Along those lines, vocabulary was typically taught by looking up definitions or reading texts. Students sometimes put the definition into their own words (rarely those words differed drastically from the text) and maybe they added an example (typically pulled from the text or dictionary). Again, no one is sure what they really understand, and most often, students forget the meaning within a day or two anyway.
Activities to memorize the vocabulary terms followed — flashcards, interactive notebook flaps, writing sentences, doing Frayer Models, so on and so forth. Now, none of these are necessarily bad strategies — but used in this way, they aren’t really supporting learning.
Oh, and then when assessment time came, it was a matching or multiple choice quiz or exam where students simply identified which word went with which definition. Again, you will either have students who totally guess because they have no idea, or those who have memorized without truly understanding the concept behind the term. Neither option is ideal.
So that was my experience, and my first year or two, I confess, this is how I taught vocabulary. So now that we all know I also fell into this trap, let’s agree: stop doing it. Stop front-loading your vocabulary. It isn’t helping your students. None of them. Not your ESL or ELLs, not your students with IEPs, no one benefits from front-loading vocabulary in a science classroom.
I know, I know. You’re going to say that your IEP says you have to, or that it was recommended by this literacy coach or that literacy program. Here’s the thing — front-loading vocabulary when students already understand the concepts could be valuable. For example, students know what it means to feel “heartbroken.” Teaching them the term “devastated” before they see it in a text CAN be helpful. They have simply learned a new term for an “old” meaning.
Why Front-Loading Doesn’t Work In Science
Here’s the difference in science — most of the time, you are teaching the CONCEPT in addition to the TERM. That is why front-loading doesn’t work. They can’t truly understand the term and its definition until they understand the concept it is referring to. Front-loading vocabulary in your NGSS science classroom is – (I admit I’m a little hesitant to say this flat-out) – a waste of time.

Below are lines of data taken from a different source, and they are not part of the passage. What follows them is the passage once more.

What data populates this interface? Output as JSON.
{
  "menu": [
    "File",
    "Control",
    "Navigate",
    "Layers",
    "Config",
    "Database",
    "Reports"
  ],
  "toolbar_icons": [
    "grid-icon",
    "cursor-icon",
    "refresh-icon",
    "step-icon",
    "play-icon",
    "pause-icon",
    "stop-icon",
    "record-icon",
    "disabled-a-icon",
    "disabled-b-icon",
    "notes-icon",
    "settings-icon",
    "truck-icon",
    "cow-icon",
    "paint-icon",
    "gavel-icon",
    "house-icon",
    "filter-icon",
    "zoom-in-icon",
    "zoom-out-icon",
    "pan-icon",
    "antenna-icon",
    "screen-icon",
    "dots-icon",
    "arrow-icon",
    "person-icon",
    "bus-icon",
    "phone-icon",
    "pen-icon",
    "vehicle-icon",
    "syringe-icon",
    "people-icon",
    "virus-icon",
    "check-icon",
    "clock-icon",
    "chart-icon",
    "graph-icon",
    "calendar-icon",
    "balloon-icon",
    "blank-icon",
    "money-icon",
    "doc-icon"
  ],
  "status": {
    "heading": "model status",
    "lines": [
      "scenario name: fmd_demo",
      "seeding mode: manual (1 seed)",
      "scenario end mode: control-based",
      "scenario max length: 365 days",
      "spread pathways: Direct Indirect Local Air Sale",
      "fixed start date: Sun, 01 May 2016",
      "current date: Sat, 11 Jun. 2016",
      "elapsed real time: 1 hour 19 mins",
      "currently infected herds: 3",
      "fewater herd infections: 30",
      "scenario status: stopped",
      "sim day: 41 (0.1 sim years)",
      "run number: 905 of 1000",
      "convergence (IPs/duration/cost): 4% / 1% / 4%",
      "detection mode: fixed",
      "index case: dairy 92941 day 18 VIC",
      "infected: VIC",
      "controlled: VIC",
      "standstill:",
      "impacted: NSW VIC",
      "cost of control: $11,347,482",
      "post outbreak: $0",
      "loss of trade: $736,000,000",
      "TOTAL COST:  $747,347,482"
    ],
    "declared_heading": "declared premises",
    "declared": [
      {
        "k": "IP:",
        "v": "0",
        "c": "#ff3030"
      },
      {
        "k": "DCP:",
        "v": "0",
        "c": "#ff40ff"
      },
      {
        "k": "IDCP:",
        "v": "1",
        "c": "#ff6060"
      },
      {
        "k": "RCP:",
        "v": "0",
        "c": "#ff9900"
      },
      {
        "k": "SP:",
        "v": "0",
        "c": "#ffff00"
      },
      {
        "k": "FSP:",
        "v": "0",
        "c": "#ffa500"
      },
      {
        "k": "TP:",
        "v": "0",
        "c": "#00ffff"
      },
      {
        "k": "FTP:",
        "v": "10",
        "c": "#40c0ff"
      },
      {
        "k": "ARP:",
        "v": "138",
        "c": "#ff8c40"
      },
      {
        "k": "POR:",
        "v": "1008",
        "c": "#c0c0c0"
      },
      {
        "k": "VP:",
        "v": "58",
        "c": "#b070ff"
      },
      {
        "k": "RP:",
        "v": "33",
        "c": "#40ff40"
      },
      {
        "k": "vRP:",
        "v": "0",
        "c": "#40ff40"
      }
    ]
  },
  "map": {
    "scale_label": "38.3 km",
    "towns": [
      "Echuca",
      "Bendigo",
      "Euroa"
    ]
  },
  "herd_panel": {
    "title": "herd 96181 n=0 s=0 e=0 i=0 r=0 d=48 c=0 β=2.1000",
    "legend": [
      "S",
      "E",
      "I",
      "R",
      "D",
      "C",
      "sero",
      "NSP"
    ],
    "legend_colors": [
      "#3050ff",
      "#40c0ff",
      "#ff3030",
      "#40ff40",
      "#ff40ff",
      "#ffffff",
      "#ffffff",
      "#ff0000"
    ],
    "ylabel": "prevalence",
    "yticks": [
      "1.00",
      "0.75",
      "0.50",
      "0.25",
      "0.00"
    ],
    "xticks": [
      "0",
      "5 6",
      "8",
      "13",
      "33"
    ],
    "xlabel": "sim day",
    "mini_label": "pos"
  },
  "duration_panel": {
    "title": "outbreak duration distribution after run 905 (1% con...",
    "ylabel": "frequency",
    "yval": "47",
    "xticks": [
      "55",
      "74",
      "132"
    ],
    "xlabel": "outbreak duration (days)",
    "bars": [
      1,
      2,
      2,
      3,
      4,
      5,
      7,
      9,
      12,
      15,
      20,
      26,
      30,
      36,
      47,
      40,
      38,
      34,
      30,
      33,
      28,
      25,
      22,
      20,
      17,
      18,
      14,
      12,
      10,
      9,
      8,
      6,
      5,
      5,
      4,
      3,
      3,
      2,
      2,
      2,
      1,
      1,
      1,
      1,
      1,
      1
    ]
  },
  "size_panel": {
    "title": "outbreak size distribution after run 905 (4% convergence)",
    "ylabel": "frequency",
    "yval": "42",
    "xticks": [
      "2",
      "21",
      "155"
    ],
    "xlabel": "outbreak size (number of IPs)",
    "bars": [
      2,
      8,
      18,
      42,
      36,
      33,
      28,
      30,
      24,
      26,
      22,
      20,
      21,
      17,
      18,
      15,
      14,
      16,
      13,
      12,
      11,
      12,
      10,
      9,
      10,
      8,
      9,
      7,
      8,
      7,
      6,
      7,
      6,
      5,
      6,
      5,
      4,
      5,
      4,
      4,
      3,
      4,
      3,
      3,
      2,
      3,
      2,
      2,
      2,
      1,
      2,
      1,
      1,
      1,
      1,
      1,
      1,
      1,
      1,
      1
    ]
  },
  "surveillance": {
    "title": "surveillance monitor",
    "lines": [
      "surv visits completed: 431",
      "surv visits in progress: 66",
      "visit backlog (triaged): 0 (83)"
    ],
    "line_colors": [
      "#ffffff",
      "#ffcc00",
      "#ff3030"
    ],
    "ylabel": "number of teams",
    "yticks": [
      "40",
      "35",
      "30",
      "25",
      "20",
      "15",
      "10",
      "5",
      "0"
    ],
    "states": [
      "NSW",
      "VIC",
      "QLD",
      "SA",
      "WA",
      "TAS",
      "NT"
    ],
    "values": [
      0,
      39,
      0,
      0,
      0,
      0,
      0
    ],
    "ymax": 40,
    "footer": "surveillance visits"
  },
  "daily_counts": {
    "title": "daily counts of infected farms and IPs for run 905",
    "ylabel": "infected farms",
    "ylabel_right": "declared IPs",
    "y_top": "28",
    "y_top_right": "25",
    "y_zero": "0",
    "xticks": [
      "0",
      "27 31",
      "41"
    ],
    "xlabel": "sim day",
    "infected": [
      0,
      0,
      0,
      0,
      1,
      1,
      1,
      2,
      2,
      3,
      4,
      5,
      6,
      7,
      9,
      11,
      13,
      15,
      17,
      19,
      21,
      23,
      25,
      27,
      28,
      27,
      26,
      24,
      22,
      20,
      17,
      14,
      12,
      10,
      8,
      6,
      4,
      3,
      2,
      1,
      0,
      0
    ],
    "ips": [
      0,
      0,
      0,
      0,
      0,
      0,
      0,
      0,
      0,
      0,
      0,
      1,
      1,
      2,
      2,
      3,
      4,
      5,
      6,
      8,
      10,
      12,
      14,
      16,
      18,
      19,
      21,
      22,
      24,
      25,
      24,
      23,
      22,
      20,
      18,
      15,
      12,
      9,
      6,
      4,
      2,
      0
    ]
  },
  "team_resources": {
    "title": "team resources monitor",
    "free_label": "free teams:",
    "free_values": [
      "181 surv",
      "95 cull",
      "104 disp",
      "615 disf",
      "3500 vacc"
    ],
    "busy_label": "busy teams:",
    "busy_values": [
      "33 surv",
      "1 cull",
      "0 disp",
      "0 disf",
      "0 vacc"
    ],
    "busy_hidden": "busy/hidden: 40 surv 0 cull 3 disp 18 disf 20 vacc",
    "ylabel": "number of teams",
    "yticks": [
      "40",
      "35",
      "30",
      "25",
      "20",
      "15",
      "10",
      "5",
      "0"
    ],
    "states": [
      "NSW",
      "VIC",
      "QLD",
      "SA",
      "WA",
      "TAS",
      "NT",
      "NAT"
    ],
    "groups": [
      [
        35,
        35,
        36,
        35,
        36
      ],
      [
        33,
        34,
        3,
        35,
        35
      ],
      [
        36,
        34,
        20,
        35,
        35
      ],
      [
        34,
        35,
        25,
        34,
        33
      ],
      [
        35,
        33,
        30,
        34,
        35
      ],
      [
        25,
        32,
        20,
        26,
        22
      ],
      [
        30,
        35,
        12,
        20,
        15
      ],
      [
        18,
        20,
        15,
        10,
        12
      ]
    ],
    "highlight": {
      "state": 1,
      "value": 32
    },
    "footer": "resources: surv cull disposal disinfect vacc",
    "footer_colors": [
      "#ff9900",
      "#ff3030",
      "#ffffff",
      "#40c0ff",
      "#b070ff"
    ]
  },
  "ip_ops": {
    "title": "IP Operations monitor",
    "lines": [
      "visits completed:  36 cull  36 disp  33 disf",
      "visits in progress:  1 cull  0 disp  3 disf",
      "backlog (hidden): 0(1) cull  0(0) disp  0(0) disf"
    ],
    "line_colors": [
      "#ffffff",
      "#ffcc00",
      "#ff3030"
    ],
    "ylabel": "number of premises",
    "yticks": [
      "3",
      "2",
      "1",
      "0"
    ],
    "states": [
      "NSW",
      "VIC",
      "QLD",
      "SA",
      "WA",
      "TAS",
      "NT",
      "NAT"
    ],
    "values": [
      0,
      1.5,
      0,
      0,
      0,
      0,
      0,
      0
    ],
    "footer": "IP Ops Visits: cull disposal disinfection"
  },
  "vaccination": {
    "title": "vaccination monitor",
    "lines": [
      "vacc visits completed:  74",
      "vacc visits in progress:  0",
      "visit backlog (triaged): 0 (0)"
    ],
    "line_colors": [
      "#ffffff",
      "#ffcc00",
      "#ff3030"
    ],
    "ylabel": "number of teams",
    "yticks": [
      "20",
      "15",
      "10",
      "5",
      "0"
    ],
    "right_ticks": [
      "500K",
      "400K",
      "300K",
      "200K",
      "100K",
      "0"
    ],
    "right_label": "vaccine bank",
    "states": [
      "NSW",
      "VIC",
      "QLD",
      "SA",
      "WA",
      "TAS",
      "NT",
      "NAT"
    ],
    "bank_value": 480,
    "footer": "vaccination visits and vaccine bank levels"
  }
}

If I haven’t convinced you yet – hear me out. We all learn by integrating new information into what we already currently know or believe. I think it’s called schema-theory or something. We do this from the get-go — young children learn what a ball is. They then learn the word ball, and they can understand when it’s being referenced. Like you can tell a one year old to “go get the ball” and they will bring it to you, even though they can’t use that language themselves yet. Along those lines, when they see new things that are ball-shaped — they say “BALL.” My son called the street lamps BALLS for the longest time because they were round like balls. He understood the street lamp through his understanding of a BALL. Eventually, kids learn new concepts and then eventually apply new language to those new concepts.
But they learn the concept first. It’s the same way in language instruction. I’m definitely no expert here, but I remember my Spanish teacher once told us not to think about the new Spanish vocabulary as “red = roja” but rather, think of the color itself and then the Spanish word associated. Our goal wasn’t to think in English and then translate into Spanish, but rather, think of the meaning and come up with the Spanish from it.
So how does that relate to science, again? Well, our students need to know and understand the MEANING before we can give them the term. Just like we need to know RED before we can learn ROJA. (And please pardon my poor Spanish.)
So, no more front-loading, PUHLEASE.